I am processing a number of text files line by line using BufferReader.readlLine()
.
Two files having same size 130MB but one take 40sec to get processed while other takes 75 sec.
I noticed one file has 1.8 million of lines while other has 2.1 million. But when I tried to process a file with 3.0 million lines having same size it took 30 mins to process.
So my question is:
Is this behavior because of seek time of buffer reader (I want to know how
BufferedReader
works or parses the file line by line?)Is there any way I can read the file line by line in a faster way?
Ok friends, I am providing some more details.
I am splitting the line into three parts using regex, then using SimpleUnsortedWriter
(provided by Cassandra) I am writing it to some file as key, column and value. After the 16MB data is processed it flushes to disk.
But the processing logic is same for all the files, even one file of size 330MB but less no of lines around 1 million gets processed in 30 sec.

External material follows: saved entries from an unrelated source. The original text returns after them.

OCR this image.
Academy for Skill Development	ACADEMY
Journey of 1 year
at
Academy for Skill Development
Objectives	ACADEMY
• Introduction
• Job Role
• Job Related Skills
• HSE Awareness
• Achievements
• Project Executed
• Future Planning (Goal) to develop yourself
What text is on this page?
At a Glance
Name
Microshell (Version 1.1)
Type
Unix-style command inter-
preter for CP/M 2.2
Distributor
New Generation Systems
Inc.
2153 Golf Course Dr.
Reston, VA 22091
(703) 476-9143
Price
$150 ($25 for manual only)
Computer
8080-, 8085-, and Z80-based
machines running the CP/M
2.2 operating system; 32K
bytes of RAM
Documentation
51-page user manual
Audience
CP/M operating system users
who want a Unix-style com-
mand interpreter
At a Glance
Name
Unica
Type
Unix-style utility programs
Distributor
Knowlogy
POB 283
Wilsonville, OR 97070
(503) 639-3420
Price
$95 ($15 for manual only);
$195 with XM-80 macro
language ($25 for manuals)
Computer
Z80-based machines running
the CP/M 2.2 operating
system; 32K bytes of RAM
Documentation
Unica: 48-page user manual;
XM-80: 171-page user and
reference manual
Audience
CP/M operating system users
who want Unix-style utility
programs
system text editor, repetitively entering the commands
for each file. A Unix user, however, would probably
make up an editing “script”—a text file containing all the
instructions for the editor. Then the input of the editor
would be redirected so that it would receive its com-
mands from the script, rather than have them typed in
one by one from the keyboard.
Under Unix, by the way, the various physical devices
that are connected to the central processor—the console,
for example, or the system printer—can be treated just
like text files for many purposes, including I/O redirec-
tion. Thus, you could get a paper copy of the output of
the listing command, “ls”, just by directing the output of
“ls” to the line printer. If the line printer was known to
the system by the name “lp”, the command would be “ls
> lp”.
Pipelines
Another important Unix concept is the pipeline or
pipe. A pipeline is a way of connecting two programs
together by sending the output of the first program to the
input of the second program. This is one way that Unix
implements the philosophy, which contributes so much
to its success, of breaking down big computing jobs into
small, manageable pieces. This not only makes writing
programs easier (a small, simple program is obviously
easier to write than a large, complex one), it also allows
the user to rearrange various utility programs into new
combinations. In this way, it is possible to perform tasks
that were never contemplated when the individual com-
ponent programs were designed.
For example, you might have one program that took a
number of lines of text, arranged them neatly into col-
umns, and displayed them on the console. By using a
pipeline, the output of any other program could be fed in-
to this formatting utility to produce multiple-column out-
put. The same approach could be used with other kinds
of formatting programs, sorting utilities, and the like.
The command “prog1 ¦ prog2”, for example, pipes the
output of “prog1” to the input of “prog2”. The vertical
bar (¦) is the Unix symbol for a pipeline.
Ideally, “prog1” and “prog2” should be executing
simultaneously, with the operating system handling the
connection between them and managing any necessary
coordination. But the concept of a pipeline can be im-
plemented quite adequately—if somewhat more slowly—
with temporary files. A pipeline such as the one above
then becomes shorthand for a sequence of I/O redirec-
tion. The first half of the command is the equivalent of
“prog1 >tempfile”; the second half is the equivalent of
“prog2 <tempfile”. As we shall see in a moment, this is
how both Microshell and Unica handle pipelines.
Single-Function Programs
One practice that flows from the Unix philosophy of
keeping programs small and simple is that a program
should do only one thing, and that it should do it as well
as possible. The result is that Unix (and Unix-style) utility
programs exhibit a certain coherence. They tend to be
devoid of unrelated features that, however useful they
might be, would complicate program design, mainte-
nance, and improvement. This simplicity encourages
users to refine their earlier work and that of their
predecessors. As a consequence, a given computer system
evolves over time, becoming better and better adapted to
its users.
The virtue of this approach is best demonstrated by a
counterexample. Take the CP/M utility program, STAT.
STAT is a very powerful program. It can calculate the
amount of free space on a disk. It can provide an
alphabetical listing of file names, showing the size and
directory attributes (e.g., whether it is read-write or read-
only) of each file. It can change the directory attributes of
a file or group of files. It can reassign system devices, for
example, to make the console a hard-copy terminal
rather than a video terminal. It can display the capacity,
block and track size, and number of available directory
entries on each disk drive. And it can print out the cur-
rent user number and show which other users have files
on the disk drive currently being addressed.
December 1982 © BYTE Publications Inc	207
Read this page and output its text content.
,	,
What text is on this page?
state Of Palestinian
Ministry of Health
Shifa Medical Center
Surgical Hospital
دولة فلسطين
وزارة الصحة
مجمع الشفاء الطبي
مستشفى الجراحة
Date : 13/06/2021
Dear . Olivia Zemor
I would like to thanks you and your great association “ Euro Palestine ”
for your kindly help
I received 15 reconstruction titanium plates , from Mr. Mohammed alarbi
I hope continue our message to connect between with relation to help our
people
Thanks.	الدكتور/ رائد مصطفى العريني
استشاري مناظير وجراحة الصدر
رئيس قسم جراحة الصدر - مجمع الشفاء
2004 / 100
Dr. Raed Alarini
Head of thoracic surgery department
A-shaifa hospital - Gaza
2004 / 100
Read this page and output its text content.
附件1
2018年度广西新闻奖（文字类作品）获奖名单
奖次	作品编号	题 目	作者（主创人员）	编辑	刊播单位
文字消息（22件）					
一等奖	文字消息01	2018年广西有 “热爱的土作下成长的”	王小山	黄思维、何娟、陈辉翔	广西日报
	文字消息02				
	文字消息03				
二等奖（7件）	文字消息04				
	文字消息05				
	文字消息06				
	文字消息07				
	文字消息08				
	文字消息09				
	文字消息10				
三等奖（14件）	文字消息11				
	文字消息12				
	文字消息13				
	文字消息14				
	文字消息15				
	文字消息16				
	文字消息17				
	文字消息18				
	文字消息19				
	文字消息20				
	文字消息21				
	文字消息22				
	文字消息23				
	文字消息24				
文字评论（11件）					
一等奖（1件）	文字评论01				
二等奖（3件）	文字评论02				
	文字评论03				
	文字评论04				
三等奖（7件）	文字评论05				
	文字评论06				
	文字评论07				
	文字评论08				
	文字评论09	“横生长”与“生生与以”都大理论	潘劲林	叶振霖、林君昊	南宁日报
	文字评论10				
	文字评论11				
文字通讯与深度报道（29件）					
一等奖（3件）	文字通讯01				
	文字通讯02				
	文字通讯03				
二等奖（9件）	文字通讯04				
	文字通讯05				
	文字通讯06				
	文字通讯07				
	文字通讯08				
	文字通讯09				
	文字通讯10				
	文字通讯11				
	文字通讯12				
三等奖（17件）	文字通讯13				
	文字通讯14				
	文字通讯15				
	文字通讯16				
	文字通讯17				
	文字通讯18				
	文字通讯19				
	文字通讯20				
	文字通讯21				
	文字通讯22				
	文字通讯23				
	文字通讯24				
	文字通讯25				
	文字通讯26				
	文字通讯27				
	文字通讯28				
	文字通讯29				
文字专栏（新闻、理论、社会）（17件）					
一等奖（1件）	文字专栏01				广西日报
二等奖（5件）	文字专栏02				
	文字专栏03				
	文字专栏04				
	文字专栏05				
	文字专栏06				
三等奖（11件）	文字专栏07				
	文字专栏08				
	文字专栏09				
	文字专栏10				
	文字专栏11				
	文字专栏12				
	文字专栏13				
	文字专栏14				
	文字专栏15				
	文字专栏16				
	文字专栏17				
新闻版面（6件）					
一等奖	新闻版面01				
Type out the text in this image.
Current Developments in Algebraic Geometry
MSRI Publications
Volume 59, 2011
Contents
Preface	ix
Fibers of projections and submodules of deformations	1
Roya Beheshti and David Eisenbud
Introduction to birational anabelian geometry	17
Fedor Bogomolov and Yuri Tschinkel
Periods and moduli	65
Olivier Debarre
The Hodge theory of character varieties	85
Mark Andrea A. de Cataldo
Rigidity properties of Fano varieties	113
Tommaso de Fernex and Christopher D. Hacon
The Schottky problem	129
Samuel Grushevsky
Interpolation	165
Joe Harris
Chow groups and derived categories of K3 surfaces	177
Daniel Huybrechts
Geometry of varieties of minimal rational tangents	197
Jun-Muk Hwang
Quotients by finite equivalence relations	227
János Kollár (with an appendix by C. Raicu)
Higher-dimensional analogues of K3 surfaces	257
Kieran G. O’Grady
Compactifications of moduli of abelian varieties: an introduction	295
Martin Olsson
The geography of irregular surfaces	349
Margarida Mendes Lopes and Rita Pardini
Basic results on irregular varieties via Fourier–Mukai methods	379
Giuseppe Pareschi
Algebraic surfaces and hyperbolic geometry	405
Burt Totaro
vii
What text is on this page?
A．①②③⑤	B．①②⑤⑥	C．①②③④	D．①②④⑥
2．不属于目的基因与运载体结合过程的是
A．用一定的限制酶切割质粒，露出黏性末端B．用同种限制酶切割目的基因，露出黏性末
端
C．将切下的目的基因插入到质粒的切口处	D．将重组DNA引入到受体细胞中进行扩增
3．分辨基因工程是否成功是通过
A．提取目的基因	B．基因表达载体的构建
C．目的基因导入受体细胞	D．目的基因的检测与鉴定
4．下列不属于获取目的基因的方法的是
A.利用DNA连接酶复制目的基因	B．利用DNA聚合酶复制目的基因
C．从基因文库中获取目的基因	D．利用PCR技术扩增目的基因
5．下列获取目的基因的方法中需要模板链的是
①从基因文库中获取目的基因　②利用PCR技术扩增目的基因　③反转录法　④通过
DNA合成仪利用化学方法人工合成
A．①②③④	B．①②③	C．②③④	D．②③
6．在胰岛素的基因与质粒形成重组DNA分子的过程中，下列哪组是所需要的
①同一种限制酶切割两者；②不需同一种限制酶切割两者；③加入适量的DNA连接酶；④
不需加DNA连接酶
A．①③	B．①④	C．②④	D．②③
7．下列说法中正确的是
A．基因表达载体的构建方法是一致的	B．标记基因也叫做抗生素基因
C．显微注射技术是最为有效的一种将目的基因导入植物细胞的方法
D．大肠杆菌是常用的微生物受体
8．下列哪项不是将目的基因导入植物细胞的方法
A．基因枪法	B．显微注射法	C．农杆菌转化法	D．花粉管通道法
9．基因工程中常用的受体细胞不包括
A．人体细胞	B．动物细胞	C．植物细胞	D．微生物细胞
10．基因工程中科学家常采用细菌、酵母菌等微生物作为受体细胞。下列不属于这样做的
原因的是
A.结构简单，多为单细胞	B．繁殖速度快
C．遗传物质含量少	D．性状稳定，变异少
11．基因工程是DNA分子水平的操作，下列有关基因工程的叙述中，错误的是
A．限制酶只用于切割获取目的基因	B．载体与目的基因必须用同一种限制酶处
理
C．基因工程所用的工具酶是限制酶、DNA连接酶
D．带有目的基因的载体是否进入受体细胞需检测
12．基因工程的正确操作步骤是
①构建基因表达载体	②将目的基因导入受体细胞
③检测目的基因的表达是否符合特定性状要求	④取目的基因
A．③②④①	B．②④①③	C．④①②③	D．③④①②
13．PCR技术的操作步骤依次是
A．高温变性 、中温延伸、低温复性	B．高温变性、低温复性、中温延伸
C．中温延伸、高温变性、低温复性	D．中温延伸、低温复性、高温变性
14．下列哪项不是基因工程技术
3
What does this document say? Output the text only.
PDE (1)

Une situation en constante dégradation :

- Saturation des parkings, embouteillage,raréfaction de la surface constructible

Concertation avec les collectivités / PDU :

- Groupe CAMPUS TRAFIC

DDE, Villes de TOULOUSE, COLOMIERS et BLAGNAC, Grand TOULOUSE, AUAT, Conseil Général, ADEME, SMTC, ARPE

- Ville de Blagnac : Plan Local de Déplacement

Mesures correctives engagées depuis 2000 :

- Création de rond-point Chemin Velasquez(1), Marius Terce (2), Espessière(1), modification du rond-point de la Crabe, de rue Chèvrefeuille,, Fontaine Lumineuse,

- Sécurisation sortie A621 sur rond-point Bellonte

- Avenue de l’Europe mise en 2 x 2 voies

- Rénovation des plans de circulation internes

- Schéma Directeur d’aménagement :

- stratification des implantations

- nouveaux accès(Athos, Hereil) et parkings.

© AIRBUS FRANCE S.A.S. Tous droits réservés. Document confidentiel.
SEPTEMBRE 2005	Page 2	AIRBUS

What could be the reason?
deviceWriter = new SSTableSimpleUnsortedWriter(
directory,
keyspace,
"Devices",
UTF8Type.instance,
null,
16);
Pattern pattern = Pattern.compile("[\\[,\\]]");
while ((line = br.readLine()) != null)
{
//split the line i n row column and value
long timestamp = System.currentTimeMillis() * 1000;
deviceWriter .newRow(bytes(rowKey));
deviceWriter .addColumn(bytes(colmName), bytes(value), timestamp);
}
Have changed -Xmx256M to -Xmx 1024M
but it is not helping anyways.
Update: According to my observation, as I am writing into buffer (in physical memory), as the no. of writes into a buffer are increasing the newer writes are taking time. (This is my guess)
Please reply.